Academic and Leadership Applications

In the academic aspect, surgical services also train future professionals. The balanced scorecard can structure this area as follows:

  • Vision and Strategy: Strengthen teaching, research, and training skills within the surgical department.
  • Financial Perspective: Promote continuous staff training and secure funding for educational innovation.
  • Internal Processes: Establish shared schedules, academic and surgical protocols, and improve teaching organization.
  • Customer Perspective (faculty/residents/students): Conduct semiannual feedback, offer continuous professional development, and design annual curricula with tutoring.

Learning and Growth: Enhance teaching and surgical skills, host simulator workshops, provide supervised training, offer writing mentorships, and increase publications by residents and faculty.Implementing the BSC in healthcare, particularly in surgical departments, represents a paradigm shift—from reactive to strategic, proactive, and results-oriented management.
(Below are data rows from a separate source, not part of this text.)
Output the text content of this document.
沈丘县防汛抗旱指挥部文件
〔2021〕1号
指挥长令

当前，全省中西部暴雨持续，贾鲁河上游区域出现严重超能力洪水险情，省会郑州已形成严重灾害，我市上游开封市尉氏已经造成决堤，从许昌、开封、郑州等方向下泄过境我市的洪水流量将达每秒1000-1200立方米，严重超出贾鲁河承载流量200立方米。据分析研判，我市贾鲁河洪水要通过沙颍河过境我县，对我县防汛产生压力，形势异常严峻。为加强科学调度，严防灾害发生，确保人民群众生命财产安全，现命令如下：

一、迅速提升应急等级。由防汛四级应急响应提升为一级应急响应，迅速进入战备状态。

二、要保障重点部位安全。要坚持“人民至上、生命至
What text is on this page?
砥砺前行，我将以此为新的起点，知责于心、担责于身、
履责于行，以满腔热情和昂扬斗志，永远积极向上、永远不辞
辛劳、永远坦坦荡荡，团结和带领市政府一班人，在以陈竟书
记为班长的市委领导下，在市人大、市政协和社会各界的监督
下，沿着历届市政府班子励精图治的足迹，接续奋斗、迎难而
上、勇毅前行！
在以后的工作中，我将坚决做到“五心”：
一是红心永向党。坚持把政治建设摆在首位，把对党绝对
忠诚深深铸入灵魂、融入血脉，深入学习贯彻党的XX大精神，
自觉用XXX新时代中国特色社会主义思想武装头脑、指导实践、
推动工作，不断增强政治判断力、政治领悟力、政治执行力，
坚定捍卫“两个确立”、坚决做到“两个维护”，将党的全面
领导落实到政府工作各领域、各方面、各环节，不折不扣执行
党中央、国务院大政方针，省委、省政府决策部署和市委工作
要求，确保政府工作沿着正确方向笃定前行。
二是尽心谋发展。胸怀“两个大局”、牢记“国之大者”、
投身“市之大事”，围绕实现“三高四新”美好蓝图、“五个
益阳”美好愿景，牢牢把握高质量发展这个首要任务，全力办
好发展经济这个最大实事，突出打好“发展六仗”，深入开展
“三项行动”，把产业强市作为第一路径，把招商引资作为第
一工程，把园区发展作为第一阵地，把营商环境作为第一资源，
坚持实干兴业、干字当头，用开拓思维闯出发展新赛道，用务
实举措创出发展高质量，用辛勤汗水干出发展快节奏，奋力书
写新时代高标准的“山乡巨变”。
In high-pressure surgical environments combining clinical complexity, workload, and educational responsibility, the BSC turns the surgical vision into quantifiable objectives across four core areas: learning, processes, community, and resources.

This allows:

  • Identifying imbalances between clinical care and resident education to guide strategy.
  • Evaluating academic impact, operational efficiency, and stakeholder perception in real time.
  • Fostering a culture of continuous improvement based on data, teamwork, and innovation, optimizing surgical resource use.
  • Thus, the balanced scorecard becomes more than a control tool - it becomes a leadership and transformation mechanism that enhances surgical quality, professional development, and the hospital’s social impact.

Conclusion

Healthcare institutions must be prepared for continuous technological change. Efficient information management through integrated quality systems facilitates better decision-making and ensures competitiveness in the healthcare sector.